One of the nominees is Brian Egan, the current NSC Legal Adviser who was nominated in September 2014 to be the Legal Adviser to the State Department. The position of State Department Legal Adviser has been vacant for nearly three years, the longest vacancy in history. Although I admit to a certain bias, the position is important both internationally and inside the U.S. Government, especially at this time. The Legal Adviser is the senior international lawyer for the U.S. Government. The Legal Adviser works especially closely with senior officials of other countries on counter-terrorism issues and helps resolve legal impasses in international cooperation. As I have explained before, the Legal Adviser is also the voice of the U.S. Government on international law; the Legal Adviser can authoritatively call out other countries (such as Russia and China) on international law violations, and can explain and defend sometimes controversial U.S. actions (such as the use of drones or detention of terror suspects without trial).

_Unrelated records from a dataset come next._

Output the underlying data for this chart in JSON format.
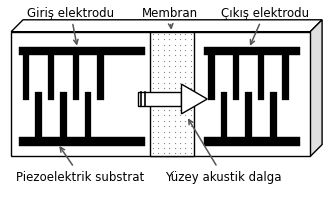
{
  "bg_color": "#ffffff",
  "label_giris": "Giriş elektrodu",
  "label_membran": "Membran",
  "label_cikis": "Çıkış elektrodu",
  "label_piezo": "Piezoelektrik substrat",
  "label_yuzey": "Yüzey akustik dalga",
  "font_size": 8.5,
  "fig_width": 3.32,
  "fig_height": 2.03,
  "dpi": 100
}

Brian Egan -- who had the misfortune to work for me for four years -- is especially well-qualified to be Legal Adviser. He is a non-political career lawyer who has served in the State Department, the Treasury Department, and the National Security Council. Having also served as NSC Legal Adviser before becoming State Department Legal Adviser, I can say that Brian comes extremely well-prepared for the position at the State Department. He has spent as much time on counter-terrorism issues as any senior lawyer in the Executive branch. He knows the law, the issues, the players, and the governmental processes.

Given my prior service in the White House, Senate Democrats could have chosen to block my confirmation in 2005 but, after a brief delay, they chose not to do so. Senate Republicans should now put politics aside and confirm Brian Egan, and other important nominees, without further delay.